The Parkside Flask addresses this directly. A full bottle's worth of wine, insulated, served in actual tumblers, poured from something that looks intentional sitting on a camp table next to a headlamp and a folding knife. The Shirley's olive colorway is a chameleon outdoors — earthy enough against pine needles and granite that it doesn't look out of place, distinct enough in a dark cooler that you can actually find it.

She was always going in the camping bag. She just took the scenic route through the kitchen first.

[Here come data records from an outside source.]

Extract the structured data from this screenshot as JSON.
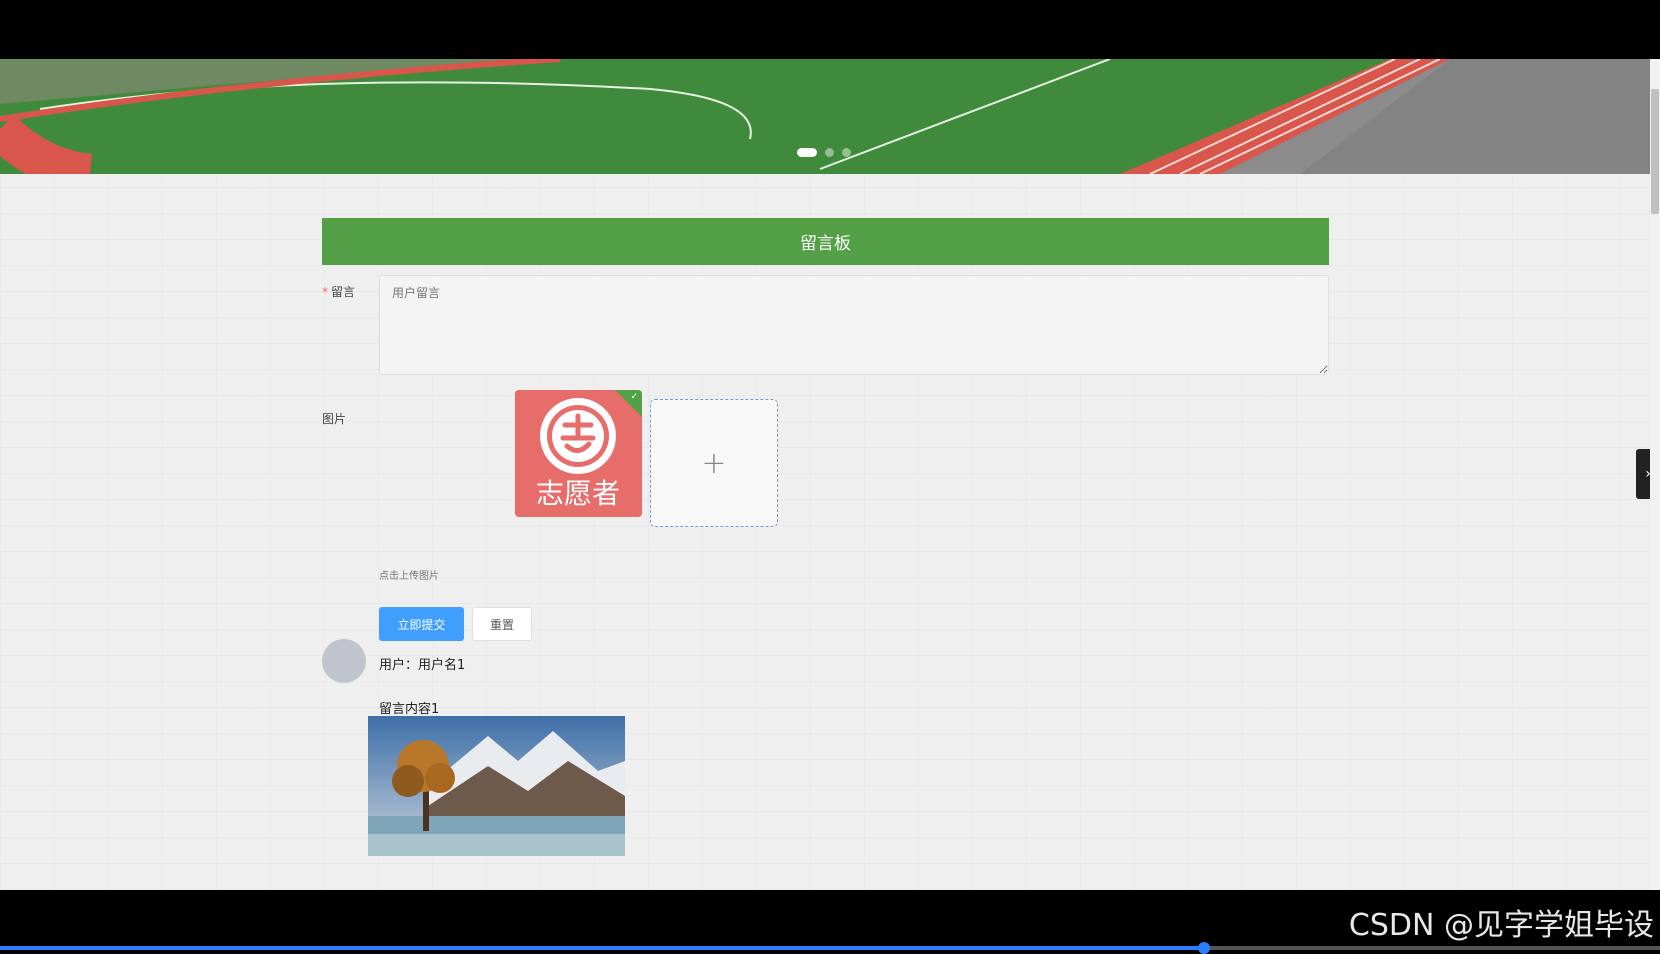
{
  "board": {
    "title": "留言板"
  },
  "form": {
    "message_label": "留言",
    "message_placeholder": "用户留言",
    "image_label": "图片",
    "upload_plus": "+",
    "upload_hint": "点击上传图片",
    "submit_label": "立即提交",
    "reset_label": "重置"
  },
  "uploaded_image": {
    "icon": "volunteer-logo-icon",
    "caption_text": "志愿者",
    "check": "✓"
  },
  "carousel": {
    "slide_count": 3,
    "active_index": 0
  },
  "comments": [
    {
      "user_text": "用户：用户名1",
      "content": "留言内容1"
    }
  ],
  "side_tab": {
    "icon": "chevron-right-icon",
    "glyph": "›"
  },
  "video_overlay": {
    "watermark": "CSDN @见字学姐毕设",
    "progress": 0.725
  },
  "colors": {
    "title_bar": "#53a046",
    "submit": "#409eff",
    "required": "#f56c6c"
  }
}
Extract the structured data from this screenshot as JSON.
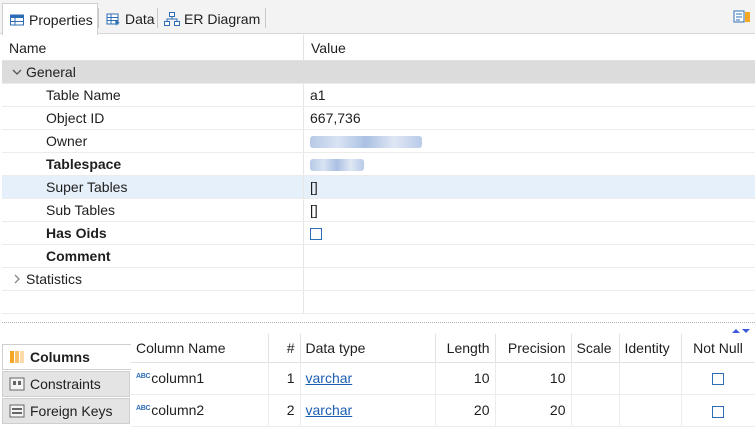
{
  "tabs": [
    {
      "label": "Properties",
      "icon": "properties-table-icon",
      "active": true
    },
    {
      "label": "Data",
      "icon": "data-grid-icon",
      "active": false
    },
    {
      "label": "ER Diagram",
      "icon": "er-diagram-icon",
      "active": false
    }
  ],
  "property_grid": {
    "header": {
      "name": "Name",
      "value": "Value"
    },
    "groups": [
      {
        "label": "General",
        "expanded": true,
        "rows": [
          {
            "name": "Table Name",
            "value": "a1",
            "bold": false
          },
          {
            "name": "Object ID",
            "value": "667,736",
            "bold": false
          },
          {
            "name": "Owner",
            "value": "",
            "bold": false,
            "blurred": true
          },
          {
            "name": "Tablespace",
            "value": "",
            "bold": true,
            "blurred": true
          },
          {
            "name": "Super Tables",
            "value": "[]",
            "bold": false,
            "selected": true
          },
          {
            "name": "Sub Tables",
            "value": "[]",
            "bold": false
          },
          {
            "name": "Has Oids",
            "value": "",
            "bold": true,
            "checkbox": true
          },
          {
            "name": "Comment",
            "value": "",
            "bold": true
          }
        ]
      },
      {
        "label": "Statistics",
        "expanded": false
      }
    ]
  },
  "side_tabs": [
    {
      "label": "Columns",
      "active": true
    },
    {
      "label": "Constraints",
      "active": false
    },
    {
      "label": "Foreign Keys",
      "active": false
    }
  ],
  "columns_table": {
    "headers": [
      "Column Name",
      "#",
      "Data type",
      "Length",
      "Precision",
      "Scale",
      "Identity",
      "Not Null"
    ],
    "rows": [
      {
        "name": "column1",
        "index": "1",
        "type": "varchar",
        "length": "10",
        "precision": "10",
        "scale": "",
        "identity": "",
        "not_null": false
      },
      {
        "name": "column2",
        "index": "2",
        "type": "varchar",
        "length": "20",
        "precision": "20",
        "scale": "",
        "identity": "",
        "not_null": false
      }
    ],
    "type_icon_text": "ABC"
  },
  "colors": {
    "accent": "#2d6db5",
    "link": "#1a5fb4",
    "group_bg": "#dcdcdc",
    "selected_bg": "#e6f0fa",
    "columns_icon": "#f5a623"
  }
}
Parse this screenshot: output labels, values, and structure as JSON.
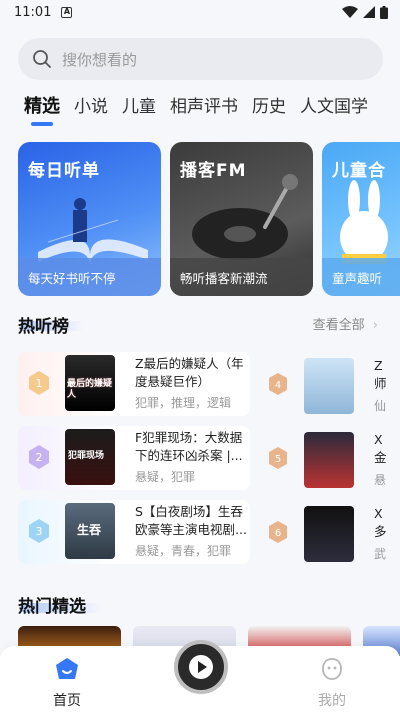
{
  "status_bar": {
    "time": "11:01",
    "notification_icon": "A"
  },
  "search": {
    "placeholder": "搜你想看的"
  },
  "tabs": [
    {
      "label": "精选",
      "active": true
    },
    {
      "label": "小说"
    },
    {
      "label": "儿童"
    },
    {
      "label": "相声评书"
    },
    {
      "label": "历史"
    },
    {
      "label": "人文国学"
    }
  ],
  "banners": [
    {
      "title": "每日听单",
      "subtitle": "每天好书听不停"
    },
    {
      "title": "播客FM",
      "subtitle": "畅听播客新潮流"
    },
    {
      "title": "儿童合",
      "subtitle": "童声趣听"
    }
  ],
  "hot_list": {
    "title": "热听榜",
    "see_all": "查看全部",
    "left": [
      {
        "rank": "1",
        "title": "Z最后的嫌疑人（年度悬疑巨作）",
        "tags": "犯罪，推理，逻辑",
        "cover_text": "最后的嫌疑人"
      },
      {
        "rank": "2",
        "title": "F犯罪现场：大数据下的连环凶杀案 |...",
        "tags": "悬疑，犯罪",
        "cover_text": "犯罪现场"
      },
      {
        "rank": "3",
        "title": "S【白夜剧场】生吞 欧豪等主演电视剧...",
        "tags": "悬疑，青春，犯罪",
        "cover_text": "生吞"
      }
    ],
    "right": [
      {
        "rank": "4",
        "title": "Z 师",
        "tags": "仙"
      },
      {
        "rank": "5",
        "title": "X 金",
        "tags": "悬"
      },
      {
        "rank": "6",
        "title": "X 多",
        "tags": "武"
      }
    ]
  },
  "featured": {
    "title": "热门精选"
  },
  "bottom_nav": {
    "home_label": "首页",
    "me_label": "我的"
  },
  "colors": {
    "accent": "#3478f6",
    "background": "#f6f7fb"
  }
}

Standard vs. Artist Edition — The $10 Question

The Standard Edition ($139) is unengraved — color and silhouette only, letting the form speak without comment. It's the cleaner look. The Artist Edition ($149) adds a custom full-wrap geometric pattern developed with a design collaborator. The same pattern that's embossed on the dust bag inside the box. The engravings have actual depth you can feel under your thumb — not stamped thin, not laser-etched on the surface. Designed to be part of the object. Ten dollars for that isn't a decision. It's a formality.

Which Colorway

Get The Shirley. The Francis (terracotta) is warmer and will read more obviously "vintage" — it's also the one strangers are most likely to ask about at a campsite. The Daphne (teal) is the most restrained and the cleanest option if you want something that disappears into its environment. The Shirley is the most interesting. That olive has range: it works in the kitchen and at a trailhead, in morning light and afternoon shadow, next to wood grain and granite alike. Range is what makes an object worth keeping for twenty years.

The Verdict

Buy this if you entertain outdoors with more intention than a red Solo cup allows, if your bar cart needs something on it that rewards a second look, or if you've ever quietly apologized for your camping wine situation.

The High Camp Vintage Spirits Parkside Flask drops August 1, 2026. $139 Standard, $149 Artist Edition. Three colorways at HighCampFlasks.com.

Get The Shirley. Spend the extra ten dollars on the Artist Edition. Put her on the counter first.

Flask provided by High Camp for review.